About the Center

Roughly a decade ago the State of California enacted the Sacramento-San Joaquin Delta Reform Act, committing itself to providing “a more reliable water supply for California and protecting, restoring, and enhancing the Delta’s ecosystem while protecting the Delta’s unique and evolving character.” At the same time, the Delta Stewardship Council was established to serve as “an independent voice for science and policy in the Delta.” To support the Council, a Delta Science Program was charged with “providing the best possible scientific information to inform water and environmental management decisions for the Delta.” Three years later a court-ordered Collaborative Science and Adaptive Management Program engaged a stakeholder process “to address emerging science and information needs regarding water management and species of concern.”
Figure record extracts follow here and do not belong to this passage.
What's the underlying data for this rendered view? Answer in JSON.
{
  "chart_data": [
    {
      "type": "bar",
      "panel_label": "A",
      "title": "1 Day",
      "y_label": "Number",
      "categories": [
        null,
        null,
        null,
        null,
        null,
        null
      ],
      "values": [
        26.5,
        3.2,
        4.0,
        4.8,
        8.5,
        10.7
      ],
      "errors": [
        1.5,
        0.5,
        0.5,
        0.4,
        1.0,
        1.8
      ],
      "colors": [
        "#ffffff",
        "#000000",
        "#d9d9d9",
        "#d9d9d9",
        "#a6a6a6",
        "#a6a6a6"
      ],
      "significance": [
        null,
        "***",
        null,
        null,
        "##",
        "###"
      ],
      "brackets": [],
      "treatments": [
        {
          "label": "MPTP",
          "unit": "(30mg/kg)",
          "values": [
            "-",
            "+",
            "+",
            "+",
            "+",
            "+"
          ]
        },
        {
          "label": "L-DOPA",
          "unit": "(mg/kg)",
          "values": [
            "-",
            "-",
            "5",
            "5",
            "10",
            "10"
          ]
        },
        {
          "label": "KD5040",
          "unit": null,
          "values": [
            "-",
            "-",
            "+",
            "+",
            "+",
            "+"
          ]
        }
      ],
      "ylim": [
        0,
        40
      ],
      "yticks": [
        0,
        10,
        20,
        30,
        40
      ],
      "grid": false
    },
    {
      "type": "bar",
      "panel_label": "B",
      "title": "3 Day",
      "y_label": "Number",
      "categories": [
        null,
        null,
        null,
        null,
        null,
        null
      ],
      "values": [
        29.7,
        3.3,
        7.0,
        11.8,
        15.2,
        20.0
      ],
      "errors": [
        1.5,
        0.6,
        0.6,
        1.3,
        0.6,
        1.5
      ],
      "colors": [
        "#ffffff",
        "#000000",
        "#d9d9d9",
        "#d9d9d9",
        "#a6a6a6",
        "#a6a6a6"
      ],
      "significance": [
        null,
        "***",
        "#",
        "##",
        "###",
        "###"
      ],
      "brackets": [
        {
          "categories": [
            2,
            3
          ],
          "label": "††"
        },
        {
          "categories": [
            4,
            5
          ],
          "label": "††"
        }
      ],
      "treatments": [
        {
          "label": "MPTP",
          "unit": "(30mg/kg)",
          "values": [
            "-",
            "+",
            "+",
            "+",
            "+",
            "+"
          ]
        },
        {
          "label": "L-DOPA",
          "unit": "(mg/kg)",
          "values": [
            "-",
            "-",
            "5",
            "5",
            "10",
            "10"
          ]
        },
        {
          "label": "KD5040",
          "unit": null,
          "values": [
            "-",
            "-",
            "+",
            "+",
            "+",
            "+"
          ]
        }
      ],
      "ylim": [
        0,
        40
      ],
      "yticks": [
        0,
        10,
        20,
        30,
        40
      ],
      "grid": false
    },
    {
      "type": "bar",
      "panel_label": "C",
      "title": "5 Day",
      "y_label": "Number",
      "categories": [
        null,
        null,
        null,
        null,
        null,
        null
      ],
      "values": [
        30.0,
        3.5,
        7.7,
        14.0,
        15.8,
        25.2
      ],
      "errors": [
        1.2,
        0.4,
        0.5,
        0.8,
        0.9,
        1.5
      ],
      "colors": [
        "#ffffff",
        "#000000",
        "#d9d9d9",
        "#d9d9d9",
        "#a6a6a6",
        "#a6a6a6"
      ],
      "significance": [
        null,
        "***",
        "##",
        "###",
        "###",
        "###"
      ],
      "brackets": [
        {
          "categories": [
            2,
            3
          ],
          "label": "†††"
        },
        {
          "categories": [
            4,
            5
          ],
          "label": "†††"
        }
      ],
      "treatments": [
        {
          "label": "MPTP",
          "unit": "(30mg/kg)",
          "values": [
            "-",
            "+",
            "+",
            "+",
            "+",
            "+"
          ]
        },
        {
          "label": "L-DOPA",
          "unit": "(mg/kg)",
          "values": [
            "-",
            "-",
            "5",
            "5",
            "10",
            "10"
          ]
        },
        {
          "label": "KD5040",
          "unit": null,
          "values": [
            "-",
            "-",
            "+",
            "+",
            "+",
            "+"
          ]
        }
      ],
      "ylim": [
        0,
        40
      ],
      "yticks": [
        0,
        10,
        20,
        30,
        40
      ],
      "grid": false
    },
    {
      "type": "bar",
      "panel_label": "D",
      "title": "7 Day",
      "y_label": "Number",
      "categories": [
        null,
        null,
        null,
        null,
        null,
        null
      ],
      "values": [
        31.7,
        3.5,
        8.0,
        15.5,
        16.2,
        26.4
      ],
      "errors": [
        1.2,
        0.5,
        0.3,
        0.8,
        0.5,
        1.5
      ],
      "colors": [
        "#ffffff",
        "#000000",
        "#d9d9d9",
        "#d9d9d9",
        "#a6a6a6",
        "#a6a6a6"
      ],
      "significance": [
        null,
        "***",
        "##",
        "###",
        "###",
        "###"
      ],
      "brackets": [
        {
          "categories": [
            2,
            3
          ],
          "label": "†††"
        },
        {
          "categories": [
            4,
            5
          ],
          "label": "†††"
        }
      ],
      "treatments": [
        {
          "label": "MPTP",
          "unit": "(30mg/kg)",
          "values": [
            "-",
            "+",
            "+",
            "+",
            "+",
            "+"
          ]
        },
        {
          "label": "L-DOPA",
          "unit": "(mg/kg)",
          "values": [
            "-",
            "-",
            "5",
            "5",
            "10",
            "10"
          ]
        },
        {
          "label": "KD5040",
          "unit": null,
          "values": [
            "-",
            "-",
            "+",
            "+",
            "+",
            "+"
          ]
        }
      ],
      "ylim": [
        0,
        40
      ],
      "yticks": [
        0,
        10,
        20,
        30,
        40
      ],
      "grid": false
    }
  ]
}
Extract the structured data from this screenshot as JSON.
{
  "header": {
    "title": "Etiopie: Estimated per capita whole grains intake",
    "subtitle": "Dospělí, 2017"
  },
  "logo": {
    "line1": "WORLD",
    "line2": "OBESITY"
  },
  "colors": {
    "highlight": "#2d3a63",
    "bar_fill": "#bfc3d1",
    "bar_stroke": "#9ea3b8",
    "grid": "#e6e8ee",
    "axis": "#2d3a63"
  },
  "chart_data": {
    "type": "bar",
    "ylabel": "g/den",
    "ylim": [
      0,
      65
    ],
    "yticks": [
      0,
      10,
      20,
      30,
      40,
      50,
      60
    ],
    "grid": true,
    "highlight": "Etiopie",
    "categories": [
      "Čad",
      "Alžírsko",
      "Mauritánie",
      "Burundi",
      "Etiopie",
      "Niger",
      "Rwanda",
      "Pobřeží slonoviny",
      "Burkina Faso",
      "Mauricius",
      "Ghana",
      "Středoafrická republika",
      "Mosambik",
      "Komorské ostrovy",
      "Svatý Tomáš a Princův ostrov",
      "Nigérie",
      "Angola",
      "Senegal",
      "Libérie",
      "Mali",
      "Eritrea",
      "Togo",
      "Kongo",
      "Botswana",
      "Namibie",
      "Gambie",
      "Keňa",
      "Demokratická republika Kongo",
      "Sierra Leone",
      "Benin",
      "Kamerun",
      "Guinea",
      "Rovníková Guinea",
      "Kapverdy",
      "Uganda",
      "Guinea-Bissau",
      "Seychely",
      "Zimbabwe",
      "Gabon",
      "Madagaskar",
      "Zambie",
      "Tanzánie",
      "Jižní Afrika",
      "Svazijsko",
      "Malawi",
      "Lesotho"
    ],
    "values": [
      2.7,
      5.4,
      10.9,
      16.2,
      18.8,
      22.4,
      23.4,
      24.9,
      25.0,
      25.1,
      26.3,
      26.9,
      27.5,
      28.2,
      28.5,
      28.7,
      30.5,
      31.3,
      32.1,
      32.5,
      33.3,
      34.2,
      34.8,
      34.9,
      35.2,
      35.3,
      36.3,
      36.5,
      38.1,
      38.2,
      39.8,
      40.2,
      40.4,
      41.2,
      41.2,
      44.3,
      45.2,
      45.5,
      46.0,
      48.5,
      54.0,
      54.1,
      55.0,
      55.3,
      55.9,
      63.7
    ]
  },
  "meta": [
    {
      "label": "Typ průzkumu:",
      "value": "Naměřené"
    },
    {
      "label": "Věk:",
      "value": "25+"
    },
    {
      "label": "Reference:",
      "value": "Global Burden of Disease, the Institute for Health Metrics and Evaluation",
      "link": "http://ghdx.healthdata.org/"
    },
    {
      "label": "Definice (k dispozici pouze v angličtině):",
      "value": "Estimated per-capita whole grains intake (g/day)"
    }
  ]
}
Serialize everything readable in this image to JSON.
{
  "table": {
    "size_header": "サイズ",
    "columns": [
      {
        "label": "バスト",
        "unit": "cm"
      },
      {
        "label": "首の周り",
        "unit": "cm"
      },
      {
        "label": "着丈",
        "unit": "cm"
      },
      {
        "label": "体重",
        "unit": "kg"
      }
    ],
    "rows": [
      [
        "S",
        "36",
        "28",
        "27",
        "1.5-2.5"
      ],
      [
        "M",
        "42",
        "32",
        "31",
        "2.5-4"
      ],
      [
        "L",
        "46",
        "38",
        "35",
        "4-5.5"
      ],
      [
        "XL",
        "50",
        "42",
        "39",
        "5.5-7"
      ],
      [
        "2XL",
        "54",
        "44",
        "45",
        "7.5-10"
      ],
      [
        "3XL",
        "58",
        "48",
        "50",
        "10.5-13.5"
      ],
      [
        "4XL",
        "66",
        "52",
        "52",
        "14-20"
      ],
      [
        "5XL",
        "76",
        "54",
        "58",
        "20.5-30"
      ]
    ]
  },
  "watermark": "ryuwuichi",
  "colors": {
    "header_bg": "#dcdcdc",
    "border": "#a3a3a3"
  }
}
That clear mandate to inform resource management using the best available science should in concept allow federal, state, and local agencies to confront the wicked environmental challenges before them — balancing water supply, water quality, ecosystem protection, species conservation, and other concerns in a dynamic system. But, in reality, the myriad agencies that share responsibility for the Delta’s strained resources have conflicting mandates and are responsive to different policymakers and constituencies. That fact coupled with the absence of a shared vision for the Delta and ongoing scientific uncertainties has contributed a situation where intensified focus and increased expenditures on science and management actions over the past quarter century have yielded unsatisfactory results by almost any measure. Reliable and useful knowledge of the needs of the Delta’s desired species remains limited. The Delta Reform Act’s goals remain elusive.

Generating science in support of resource management in the Delta is not a simple exercise in data collection, analysis, and reporting findings. Rather the necessary science must address management hypotheses, inform analyses of the effects of alternative management actions on available water and imperiled species, quantify benefits-and-costs to inform risk assessments, and target the uncertainties that vex decision-makers. The Center for California Water Resources Management and Policy is committed to collaborating with resource managers in the Delta and policymakers in Sacramento and Washington DC, to identify, generate, and interpret the scientific information that can directly and immediately contribute to a new and impactful resource management agenda in the Delta.

The Center promotes and engages in investigations and directed studies with the purpose of delivering findings with direct application in conservation planning for the Delta’s imperiled species, the ecological communities to which they contribute, and the ecosystems that sustain them. Center-affiliated experts contribute to a new, more-effective collaborative science endeavor that is hungry for reliable and relevant scientific information fed into transparent structured decision-making. Research funded by the Center offers salient information into the Delta conversation, engaging applied research using publicly available data on the Delta’s fishes to make population projections, to explore fish-habitat relationships, and to guide the state and federal resource agencies toward long-promised adaptive management. Prior published analyses from the Center have described the role of effects analysis in structured decision making, the essential analytical steps in adaptive management, the necessary elements in independent scientific review, and the means of differentiating the best available scientific information from information of lesser value.